Une position forte, vigoureusement argumentée et lourde de conséquences concernant la notion d’auctorialité du CLG a été assumée par Cristina Vallini dans un article publié en 1979. Vallini ne mâche pas ses mots : d’après elle, les auteurs du CLG seraient, “à plein titre”, Charles Bally et Albert Sechehaye :

[…] ils sont en effet – comme chacun sait – les véritables exécuteurs matériels du Texte qui a été par eux complètement élaboré et réécrit à partir des cahiers de notes. Le CLG a donc pour “Auteurs” Bally et Sechehaye : auteurs à plein titre, non seulement en tant qu’élaborateurs concrets du matériel des cours saussuriens, mais surtout en tant qu’[ayant été] mobilisés, dans cette opération, par une intention communicative précise...

1979 : 68

Si ce sont les éditeurs qui ont conçu et rédigé (= exécuté matériellement) cet ouvrage, c’est donc déjà “leur texte” (ibid. 1979 : 68 et passim) et non celui de Saussure, le nom de ce dernier n’étant, au mieux, qu’un “sous-titre”[1]. Mais ce n’est pas sur ce point spécifique que Vallini met l’accent.

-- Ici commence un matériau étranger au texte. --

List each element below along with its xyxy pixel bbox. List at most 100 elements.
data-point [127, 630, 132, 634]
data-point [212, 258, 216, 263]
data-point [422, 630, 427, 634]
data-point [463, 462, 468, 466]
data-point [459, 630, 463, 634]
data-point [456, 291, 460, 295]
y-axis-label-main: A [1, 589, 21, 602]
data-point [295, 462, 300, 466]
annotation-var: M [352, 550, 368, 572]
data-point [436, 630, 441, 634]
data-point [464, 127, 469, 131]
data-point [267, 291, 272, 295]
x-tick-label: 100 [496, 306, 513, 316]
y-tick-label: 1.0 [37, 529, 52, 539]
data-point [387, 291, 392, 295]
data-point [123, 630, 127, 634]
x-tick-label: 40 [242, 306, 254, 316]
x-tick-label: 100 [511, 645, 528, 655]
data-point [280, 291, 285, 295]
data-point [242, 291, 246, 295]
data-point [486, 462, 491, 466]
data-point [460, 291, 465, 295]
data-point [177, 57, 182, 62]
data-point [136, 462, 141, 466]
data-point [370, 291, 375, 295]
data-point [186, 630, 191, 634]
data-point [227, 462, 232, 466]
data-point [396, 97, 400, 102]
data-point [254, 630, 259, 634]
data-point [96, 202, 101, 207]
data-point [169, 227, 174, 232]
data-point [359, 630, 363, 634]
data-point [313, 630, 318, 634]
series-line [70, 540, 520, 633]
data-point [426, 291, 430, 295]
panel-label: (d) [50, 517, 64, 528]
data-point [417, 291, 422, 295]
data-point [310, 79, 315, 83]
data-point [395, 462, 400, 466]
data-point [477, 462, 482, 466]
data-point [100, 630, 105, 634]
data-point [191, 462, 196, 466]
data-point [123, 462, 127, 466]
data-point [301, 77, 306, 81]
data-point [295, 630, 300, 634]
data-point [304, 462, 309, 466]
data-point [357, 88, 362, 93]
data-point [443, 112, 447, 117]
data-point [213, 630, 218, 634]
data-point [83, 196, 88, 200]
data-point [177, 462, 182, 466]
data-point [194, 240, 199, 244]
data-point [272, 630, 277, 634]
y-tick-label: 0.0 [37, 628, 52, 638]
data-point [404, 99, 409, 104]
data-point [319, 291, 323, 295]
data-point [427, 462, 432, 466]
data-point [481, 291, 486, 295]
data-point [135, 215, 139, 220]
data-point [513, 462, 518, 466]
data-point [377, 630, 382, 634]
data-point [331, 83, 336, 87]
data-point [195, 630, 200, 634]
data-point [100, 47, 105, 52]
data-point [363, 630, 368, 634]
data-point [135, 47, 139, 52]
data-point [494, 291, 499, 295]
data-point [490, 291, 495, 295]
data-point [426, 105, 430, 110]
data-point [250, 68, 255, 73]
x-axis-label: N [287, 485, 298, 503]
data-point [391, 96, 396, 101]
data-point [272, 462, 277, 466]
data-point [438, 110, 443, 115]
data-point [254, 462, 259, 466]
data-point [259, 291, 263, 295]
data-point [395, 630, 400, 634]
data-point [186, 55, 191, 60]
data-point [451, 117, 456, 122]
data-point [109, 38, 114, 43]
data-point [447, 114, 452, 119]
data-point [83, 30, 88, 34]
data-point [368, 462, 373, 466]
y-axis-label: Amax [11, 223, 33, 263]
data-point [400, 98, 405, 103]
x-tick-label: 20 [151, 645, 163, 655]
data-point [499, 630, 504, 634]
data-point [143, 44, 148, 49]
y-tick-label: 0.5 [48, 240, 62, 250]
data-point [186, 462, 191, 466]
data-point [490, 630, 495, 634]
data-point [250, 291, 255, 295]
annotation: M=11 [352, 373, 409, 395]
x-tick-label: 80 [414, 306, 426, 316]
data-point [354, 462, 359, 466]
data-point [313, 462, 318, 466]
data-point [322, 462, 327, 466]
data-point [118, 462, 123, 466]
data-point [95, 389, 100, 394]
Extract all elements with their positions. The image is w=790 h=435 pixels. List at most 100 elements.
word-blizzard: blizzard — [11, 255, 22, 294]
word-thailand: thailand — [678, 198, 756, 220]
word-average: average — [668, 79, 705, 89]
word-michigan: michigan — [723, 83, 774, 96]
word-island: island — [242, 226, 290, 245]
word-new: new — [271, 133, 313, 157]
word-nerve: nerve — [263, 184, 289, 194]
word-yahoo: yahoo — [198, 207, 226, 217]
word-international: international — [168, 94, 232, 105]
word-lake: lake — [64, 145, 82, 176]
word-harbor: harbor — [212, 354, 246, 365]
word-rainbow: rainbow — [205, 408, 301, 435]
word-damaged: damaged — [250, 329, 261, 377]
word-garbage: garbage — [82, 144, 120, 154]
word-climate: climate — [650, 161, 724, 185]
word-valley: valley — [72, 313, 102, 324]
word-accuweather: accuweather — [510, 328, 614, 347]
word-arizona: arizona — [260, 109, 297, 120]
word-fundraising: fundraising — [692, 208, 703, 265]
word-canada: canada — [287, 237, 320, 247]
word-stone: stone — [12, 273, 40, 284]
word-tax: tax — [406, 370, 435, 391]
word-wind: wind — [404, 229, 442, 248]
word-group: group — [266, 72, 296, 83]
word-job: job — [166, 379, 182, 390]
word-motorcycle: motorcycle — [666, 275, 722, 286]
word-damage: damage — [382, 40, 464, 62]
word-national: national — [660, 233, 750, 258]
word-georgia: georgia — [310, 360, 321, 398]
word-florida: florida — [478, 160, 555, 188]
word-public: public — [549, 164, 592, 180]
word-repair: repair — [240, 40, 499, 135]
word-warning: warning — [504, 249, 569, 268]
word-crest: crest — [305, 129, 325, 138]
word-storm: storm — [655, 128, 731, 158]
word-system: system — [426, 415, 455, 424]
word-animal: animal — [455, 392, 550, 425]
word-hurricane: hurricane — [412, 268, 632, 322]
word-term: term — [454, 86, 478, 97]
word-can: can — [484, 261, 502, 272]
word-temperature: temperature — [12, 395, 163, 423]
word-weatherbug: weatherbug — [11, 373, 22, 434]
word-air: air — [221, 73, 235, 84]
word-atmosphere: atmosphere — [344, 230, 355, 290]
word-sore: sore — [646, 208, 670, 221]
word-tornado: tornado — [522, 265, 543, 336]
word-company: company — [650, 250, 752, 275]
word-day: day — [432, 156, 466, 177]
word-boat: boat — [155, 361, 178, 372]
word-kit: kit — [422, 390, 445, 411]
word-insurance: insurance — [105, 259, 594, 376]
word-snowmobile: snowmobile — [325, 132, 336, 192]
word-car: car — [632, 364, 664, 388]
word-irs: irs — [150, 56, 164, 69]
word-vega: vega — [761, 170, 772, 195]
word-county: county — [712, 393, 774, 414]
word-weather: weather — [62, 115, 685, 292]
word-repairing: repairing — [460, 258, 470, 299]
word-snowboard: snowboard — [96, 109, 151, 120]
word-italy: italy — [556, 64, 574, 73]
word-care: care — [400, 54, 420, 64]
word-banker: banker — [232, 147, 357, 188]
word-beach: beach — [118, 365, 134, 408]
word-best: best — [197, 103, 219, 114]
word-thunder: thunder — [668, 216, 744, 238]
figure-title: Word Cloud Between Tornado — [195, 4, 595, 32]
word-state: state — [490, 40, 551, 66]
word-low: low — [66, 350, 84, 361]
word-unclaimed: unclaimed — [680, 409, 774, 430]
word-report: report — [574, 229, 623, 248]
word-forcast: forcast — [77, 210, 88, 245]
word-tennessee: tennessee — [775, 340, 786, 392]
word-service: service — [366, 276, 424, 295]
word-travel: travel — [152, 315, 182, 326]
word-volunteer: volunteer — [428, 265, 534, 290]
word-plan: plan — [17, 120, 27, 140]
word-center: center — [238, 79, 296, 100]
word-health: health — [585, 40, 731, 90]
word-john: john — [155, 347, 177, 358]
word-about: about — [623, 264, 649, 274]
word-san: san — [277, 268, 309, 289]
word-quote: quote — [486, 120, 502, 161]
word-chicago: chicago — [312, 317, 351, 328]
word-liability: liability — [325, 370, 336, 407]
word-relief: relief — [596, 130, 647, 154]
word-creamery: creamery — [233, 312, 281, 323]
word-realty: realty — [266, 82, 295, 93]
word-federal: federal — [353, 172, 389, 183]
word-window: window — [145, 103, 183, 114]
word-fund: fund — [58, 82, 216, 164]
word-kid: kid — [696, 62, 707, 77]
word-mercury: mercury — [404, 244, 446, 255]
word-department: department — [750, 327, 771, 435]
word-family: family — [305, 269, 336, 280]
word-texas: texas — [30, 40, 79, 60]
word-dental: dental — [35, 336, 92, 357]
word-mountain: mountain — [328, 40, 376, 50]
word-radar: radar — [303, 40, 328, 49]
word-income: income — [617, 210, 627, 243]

Son argument se centre plutôt sur l’idée de “texte comme projet” (1979 : 71-72), dont la définition comporte deux éléments principaux : a) la notion d’“intention” ou “volonté communicative”; b) la notion de “situation de communication”. Sous la base de la considération de ces deux éléments, Vallini voit la “nécessité” de dégager deux “projets”, deux “auteurs” et deux “types de texte” radicalement différents :

[…] le statut de textes-source et celui du CLG sont extrêmement différents : il suffira de réfléchir à la différence des situations de communications dans lesquelles ont été réalisés les premiers – pour la plupart des cours universitaires – et à celle dans laquelle a été réalisé le second, ce qui comporte automatiquement l’assomption de deux types de réalisation du discours (oral pour les textes-source, écrit pour le CLG). Très diverse est aussi l’intention communicative […]. Nous avons le témoignage de la pleine conscience de Saussure vis-à-vis de la nécessité de doser et conformer convenablement un discours adressé à des étudiants et qui devait être “matière d’examen”. Nous sommes par ailleurs au courant de la nature absolument distincte des préoccupations des éditeurs du CLG, soucieux de garantir dans tous les sens le succès de leur texte scientifique auprès du publique des spécialistes. Ces dernières considérations nous amènent à confirmer la nécessité de reconnaître deux auteurs différents pour les deux types de texte : Saussure est l’auteur des “textes-source”, Bally et Sechehaye sont les auteurs du CLG.

1979 : 73

On pourrait plus ou moins facilement objecter, ou du moins interroger, en adoptant une perspective strictement théorique, la pertinence des critères ici évoqués par Vallini, l’application de ces catégories demeurant compromise depuis les polémiques autour de la notion d’“intention”, célèbres au moins depuis le débat autour de la production de Grice (1957, 1967, 1968, 1969; cf. Searle 1969), et de celles autour de la notion de “contexte” situationnel, célèbres depuis Derrida et son débat avec Searle (voir Derrida 1972, 1977; Searle 1977, 1989). Plus enrichissant pour le but de cet article nous semble d’accepter telles quelles ces prémisses, de les pousser jusqu’au fond, et de voir où elles nous amènent; cela nous permettra de clarifier les fondements de la problématique qui nous intéresse, et de repérer ensuite plus commodément les diverses positions vis-à-vis de cette question.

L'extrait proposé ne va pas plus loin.